I’m afraid I haven’t made much progress on my Stata Starter Kit since I started the original draft. Partly because I’m busy with other interests, partly because I don’t use Stata that much these days (and my paid licence is for Stata 13 MP), and because I give a lot of projects along the way, almost surely as they use to say in mathematical statistics. My bad! So I thought I would write down some notes I took when studying the history of Stata, a few years ago. I warmly recommend reading the proper retrospectives published in the Stata Journal, see below (there are other interesting special volumes, IIRC). Interestingly, I’ve done most of my professional statistical analyses using statistical packages that provide scripting facilities (and not menu-driven interaction), mostly R (90%) and Stata (10%). While I used Stata for real work (I mean, from data cleansing/management to statistical modelling) late, I always kept an eye on data analysis using Stata and I learned a lot from the great collection of books published by Stata Press.
Stata is almost 40 years old. The latest stable release (v18) was released on April 25, 2023. Stata is written in C, but users can access the source code of commands/programs using viewsource. Pre-compiled code cannot be accessed, though. The article Statistical software certification describes the process of certification adopted by StataCorp. Thirty Years with Stata: A Retrospective is a good read, as well as volume 5(1) of the Stata Journal which celebrated the 20 years of Stata. Needless to say, Stata comes with extensive documentation. There are 23 manuals bundled with Stata v13, totalling 11365 pages.1
Of course there are the 41 commands that every Stata user should know (as of Stata v13), but there are also those 42 commands, originally found in Stata v1.0:
append dir infile plot spool beep do input query summarize by drop label
regress tabulate capture erase list rename test confirm exit macro
replace type convert expand merge run use correlate format modify save
count generate more set describe help outfile sort
As can be inferred, the above commands are mostly concerned with data management for rectangular datasets and regression.
The first version of Stata was a regression package and really nothing more than that. It did a little bit in the way of calculations, and it did some summary statistics, but it was all built around a regression engine. It was written over a one-year period by me initially and by Sean Becketti, who helped me later. I wrote the C code; Sean Becketti helped me a lot with the design. I would say that half of the design is mine and half the design is Sean’s in terms of what the user actually saw. A number of things became available just at that time when we started this project, and it was those things that actually caused the project to start.

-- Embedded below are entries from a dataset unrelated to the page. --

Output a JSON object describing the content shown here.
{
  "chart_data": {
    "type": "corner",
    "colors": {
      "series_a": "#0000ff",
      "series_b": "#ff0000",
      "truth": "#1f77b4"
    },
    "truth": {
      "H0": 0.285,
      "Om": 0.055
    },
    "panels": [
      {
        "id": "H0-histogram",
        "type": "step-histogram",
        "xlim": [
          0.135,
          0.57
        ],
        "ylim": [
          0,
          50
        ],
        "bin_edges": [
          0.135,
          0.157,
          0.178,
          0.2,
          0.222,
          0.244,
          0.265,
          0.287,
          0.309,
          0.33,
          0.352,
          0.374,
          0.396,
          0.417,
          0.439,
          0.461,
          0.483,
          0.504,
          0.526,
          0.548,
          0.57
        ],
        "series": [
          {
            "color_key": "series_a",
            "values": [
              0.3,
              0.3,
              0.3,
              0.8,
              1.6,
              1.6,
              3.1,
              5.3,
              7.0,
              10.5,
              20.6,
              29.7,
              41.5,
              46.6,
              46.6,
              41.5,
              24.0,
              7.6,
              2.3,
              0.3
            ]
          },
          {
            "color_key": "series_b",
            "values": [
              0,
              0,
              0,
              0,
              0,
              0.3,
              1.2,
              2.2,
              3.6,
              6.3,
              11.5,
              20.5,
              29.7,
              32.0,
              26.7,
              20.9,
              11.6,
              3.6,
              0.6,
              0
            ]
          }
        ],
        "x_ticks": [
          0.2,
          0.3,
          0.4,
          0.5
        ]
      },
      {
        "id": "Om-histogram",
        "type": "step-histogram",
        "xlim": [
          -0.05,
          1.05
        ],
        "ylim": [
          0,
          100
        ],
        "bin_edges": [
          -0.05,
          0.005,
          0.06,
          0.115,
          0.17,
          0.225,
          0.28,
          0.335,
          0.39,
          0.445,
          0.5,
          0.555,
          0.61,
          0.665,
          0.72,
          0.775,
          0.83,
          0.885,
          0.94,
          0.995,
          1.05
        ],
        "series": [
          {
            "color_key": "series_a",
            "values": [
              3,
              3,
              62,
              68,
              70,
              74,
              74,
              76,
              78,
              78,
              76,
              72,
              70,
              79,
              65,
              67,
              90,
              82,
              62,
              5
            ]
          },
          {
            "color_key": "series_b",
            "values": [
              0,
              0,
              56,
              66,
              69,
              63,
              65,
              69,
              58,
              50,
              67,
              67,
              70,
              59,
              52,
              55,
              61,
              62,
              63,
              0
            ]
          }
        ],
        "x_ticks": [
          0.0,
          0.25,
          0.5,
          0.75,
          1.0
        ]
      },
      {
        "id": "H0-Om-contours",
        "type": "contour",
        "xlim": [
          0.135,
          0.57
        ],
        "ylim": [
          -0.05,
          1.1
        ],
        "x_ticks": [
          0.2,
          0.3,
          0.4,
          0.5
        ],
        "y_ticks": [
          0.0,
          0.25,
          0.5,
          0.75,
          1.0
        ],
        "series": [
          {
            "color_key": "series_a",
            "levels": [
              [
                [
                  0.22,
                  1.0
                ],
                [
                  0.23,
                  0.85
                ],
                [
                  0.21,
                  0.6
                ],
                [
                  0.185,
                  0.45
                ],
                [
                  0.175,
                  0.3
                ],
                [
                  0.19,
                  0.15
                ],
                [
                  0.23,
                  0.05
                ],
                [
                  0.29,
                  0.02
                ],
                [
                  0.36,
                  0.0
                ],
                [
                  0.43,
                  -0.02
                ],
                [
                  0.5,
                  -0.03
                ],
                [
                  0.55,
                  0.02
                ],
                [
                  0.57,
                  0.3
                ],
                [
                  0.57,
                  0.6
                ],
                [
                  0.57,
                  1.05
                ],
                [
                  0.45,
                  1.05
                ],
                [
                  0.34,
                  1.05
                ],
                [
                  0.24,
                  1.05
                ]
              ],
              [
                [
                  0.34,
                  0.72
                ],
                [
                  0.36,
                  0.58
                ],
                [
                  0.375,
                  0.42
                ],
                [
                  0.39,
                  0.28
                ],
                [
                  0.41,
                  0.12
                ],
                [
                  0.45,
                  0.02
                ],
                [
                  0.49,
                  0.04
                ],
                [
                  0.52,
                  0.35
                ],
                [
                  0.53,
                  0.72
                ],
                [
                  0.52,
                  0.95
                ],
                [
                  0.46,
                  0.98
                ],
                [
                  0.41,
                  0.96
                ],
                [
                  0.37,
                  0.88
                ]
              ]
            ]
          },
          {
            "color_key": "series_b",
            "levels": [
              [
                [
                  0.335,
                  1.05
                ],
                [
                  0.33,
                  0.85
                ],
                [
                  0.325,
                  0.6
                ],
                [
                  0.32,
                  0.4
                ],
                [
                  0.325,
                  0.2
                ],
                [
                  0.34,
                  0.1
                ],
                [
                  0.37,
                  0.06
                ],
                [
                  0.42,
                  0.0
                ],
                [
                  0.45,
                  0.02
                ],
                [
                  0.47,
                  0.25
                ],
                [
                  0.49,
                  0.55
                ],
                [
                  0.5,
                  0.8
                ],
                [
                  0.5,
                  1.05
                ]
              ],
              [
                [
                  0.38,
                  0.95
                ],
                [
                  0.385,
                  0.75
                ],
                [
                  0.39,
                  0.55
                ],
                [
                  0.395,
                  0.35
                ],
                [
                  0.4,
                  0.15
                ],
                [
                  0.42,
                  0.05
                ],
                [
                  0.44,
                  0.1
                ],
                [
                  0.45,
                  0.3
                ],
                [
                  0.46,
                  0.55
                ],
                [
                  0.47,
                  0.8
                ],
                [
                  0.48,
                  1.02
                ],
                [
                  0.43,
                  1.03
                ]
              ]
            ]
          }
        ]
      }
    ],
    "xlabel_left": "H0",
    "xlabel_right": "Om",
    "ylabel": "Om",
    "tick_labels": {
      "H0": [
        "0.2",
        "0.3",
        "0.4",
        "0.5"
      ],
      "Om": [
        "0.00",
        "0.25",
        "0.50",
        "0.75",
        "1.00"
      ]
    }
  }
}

The first C compiler was available for the PC. — William Gould (A conversation with William Gould, in Thirty Years with Stata: A Retrospective, Enrique Pinzon (ed.), Stata Press 2015)
The plotting system has been entirely reworked starting with Stata v2.0 but you can still get good ol’ looking inline plot, e.g.:
. sysuse auto
(1978 Automobile Data)
. plot mpg weight
41 +
| *
|
|
M |
i | **
l | *
e |
a | *
g | * *
e | * *
| * * *
( | ** * *
m | * * * * **
p | ** * **
g | * * * * ** * *
) | ** ***
| * * * * ** * ****
| * * * *
| * * ** *** *
12 + * *
+----------------------------------------------------------------+
1760 Weight (lbs.) 4840
Most commands are still available, except modify
which has been superseded by replace
, while spool
, beep
and convert
have simply been deleted.
I started rewritting part of the above Stata system in Scheme,2 and my hope is to provide a Racket #lang stata
one day. One day…
♪ Nirvana • Breed
On Linux you can run, e.g., for i in /usr/local/stata/docs/*.pdf; \ do pdfinfo "$i" | grep "^Pages:"; done | awk '{s+=$2} END {print s}'
↩︎
I always considered Stata as primarily column-based even if it’s written in C and not in Fortran (at least, it’s way easier and way more common to use the if
than the in
statement), which is a perfect fit for list/vector processing. Sean Becketti talks about how useful such a “data rectangle” was back at the time in Thirty Years with Stata: A Retrospective. ↩︎